Mark writes,"Bill Gates has been quoted commenting that Sony and Microsoft 'have a lot of incentive to work together' to help break Apple’s dominance of the digital music space. Does any incentive exist? Yes it does, but the key reason is devices rather than services or stores.One of the biggest differences between Microsoft and Apple is the conversion rates of the installed base of devices compatible with their audio codecs and DRM. In Apple’s case it is nice and straight forward. In Microsoft’s it is less so: they are a software company not a hardware company, so their installed base is of third party manufacturers, this implicitly gives them much less control. A large proportion of iPod owners have downloaded music from the iTunes Music Store. There is a much lower conversion rate for WMA compatible devices due to the fragmented and decentralised nature of both the WMA device and store/service landscape. Microsoft's challenge is how to engage those 'inactive'' devices and get consumers to start consuming WMA content rather than just using the devices as MP3 players. Any initial success is going to be limited in comparison to Apple due to the aforesaid factors but the larger size of the WMA compatible base offsets that a small amount. However, Microsoft are further hamstrung by the fact they can’t push their own music stores or services too hard for fear of alienating software clients such as Napster and Loudeye/OD2, so they have to rely on their partners to do a lot of the work for them.In this context Microsoft need to improve the percentages on all factors available to them. Increasing the installed base of devices to offset lower conversion rates by pooling resources with Sony would be one way of achieving this.

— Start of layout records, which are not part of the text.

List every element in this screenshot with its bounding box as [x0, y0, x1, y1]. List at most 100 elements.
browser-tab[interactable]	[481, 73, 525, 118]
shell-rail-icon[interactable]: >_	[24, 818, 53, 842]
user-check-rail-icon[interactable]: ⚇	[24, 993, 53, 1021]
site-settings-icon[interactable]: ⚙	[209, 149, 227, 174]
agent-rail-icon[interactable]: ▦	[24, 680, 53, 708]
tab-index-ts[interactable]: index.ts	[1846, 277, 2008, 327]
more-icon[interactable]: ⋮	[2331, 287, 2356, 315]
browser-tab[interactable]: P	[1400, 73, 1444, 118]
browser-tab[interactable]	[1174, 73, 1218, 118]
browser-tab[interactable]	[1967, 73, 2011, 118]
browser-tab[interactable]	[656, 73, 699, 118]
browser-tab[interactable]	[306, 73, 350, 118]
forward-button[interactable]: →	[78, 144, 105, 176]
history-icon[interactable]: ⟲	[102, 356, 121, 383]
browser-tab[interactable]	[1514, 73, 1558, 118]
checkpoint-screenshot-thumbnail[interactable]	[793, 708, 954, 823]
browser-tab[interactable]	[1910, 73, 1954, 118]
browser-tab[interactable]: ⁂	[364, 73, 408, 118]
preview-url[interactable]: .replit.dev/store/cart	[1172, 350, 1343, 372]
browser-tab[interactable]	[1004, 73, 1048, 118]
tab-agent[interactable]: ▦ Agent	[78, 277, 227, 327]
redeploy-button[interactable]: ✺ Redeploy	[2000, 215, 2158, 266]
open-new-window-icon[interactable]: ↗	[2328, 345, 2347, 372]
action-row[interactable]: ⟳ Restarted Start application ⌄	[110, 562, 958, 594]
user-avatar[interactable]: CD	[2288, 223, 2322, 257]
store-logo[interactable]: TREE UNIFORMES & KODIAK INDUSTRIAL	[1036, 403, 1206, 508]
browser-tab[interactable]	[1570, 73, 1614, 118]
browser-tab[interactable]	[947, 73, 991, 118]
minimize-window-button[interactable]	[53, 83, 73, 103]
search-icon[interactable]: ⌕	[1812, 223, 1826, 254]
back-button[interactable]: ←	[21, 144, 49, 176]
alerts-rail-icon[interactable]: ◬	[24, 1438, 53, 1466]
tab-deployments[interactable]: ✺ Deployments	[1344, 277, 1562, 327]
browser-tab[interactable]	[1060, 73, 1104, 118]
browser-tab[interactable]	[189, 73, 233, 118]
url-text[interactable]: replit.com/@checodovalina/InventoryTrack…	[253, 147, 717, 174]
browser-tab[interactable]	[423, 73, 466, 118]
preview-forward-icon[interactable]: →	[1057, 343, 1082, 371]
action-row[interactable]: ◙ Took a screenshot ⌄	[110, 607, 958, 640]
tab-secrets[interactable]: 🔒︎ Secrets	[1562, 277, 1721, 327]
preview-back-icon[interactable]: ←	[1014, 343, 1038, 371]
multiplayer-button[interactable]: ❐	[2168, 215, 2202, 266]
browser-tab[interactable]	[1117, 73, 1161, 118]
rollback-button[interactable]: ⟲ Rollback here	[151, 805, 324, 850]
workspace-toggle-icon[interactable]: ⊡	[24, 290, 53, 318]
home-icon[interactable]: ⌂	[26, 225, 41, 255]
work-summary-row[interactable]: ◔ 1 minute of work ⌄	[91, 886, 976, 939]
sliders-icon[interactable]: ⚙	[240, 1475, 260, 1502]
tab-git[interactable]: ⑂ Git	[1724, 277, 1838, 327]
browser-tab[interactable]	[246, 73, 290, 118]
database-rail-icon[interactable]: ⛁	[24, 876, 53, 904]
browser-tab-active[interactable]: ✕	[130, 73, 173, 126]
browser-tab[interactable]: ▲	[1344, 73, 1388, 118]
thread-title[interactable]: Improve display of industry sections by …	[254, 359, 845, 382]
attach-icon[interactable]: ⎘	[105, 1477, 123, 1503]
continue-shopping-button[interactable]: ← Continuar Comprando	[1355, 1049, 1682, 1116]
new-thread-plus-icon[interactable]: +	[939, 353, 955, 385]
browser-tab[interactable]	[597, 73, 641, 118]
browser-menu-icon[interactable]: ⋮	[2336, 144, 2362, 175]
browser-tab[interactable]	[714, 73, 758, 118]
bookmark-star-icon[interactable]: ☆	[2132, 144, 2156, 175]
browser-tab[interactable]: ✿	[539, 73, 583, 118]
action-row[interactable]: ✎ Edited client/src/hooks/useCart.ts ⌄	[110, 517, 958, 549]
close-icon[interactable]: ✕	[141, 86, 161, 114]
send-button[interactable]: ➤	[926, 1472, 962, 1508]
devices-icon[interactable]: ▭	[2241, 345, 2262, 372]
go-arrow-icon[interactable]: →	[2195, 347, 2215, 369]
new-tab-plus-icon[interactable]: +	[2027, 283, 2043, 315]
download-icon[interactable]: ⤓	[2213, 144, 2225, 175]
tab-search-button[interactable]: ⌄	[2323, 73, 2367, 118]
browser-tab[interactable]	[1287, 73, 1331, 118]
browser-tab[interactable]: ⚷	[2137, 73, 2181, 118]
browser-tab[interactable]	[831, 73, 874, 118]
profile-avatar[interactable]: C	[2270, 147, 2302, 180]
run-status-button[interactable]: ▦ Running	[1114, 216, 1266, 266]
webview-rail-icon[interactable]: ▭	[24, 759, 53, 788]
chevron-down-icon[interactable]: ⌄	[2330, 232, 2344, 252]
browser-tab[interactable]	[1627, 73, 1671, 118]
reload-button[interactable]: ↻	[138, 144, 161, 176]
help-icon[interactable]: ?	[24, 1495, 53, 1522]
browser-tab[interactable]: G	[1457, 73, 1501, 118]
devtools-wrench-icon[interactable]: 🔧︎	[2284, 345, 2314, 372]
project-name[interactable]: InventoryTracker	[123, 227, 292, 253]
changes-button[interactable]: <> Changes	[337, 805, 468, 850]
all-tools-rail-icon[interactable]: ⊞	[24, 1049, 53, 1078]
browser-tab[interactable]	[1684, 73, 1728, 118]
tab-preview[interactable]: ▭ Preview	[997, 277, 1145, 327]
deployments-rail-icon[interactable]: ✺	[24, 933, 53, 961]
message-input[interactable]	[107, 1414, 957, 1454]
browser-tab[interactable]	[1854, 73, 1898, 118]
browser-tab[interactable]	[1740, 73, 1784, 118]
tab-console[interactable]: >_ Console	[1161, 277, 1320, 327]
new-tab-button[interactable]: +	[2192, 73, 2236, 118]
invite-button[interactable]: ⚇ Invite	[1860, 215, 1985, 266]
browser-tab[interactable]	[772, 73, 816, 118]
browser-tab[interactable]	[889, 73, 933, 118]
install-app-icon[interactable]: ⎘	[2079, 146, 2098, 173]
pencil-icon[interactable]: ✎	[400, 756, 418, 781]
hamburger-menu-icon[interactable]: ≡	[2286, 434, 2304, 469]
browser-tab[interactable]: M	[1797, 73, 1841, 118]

Joe Wilcox writes, while concurring with Mark's perspective, Microsoft also needs to overcome the synchronization problem between Windows Media Player 10 and WMA-supporting portable music players. Some of that is software, but much is really about hardware supporting the software. That's a problem Microsoft can't fix. The hardware vendors need support new protocols introduced with WMP 10. So what if Microsoft and Sony teamed up? Would that make any real difference? A Sony selling a quality music player at a loss to gain market share; kinda the same model as the game console business, where the real profits are elsewhere. Sony's 20GB hard disk Walkman is a smart-looking music player, and one wonders how it would sell for 100 bucks or less( What happens to sony's philosophy of always charging a little more better qulaity, reliability etc)..If the device supported WMA DRM, well,the long-term potential benefits to Microsoft is evident to its music store partners, Sony and Sony Music?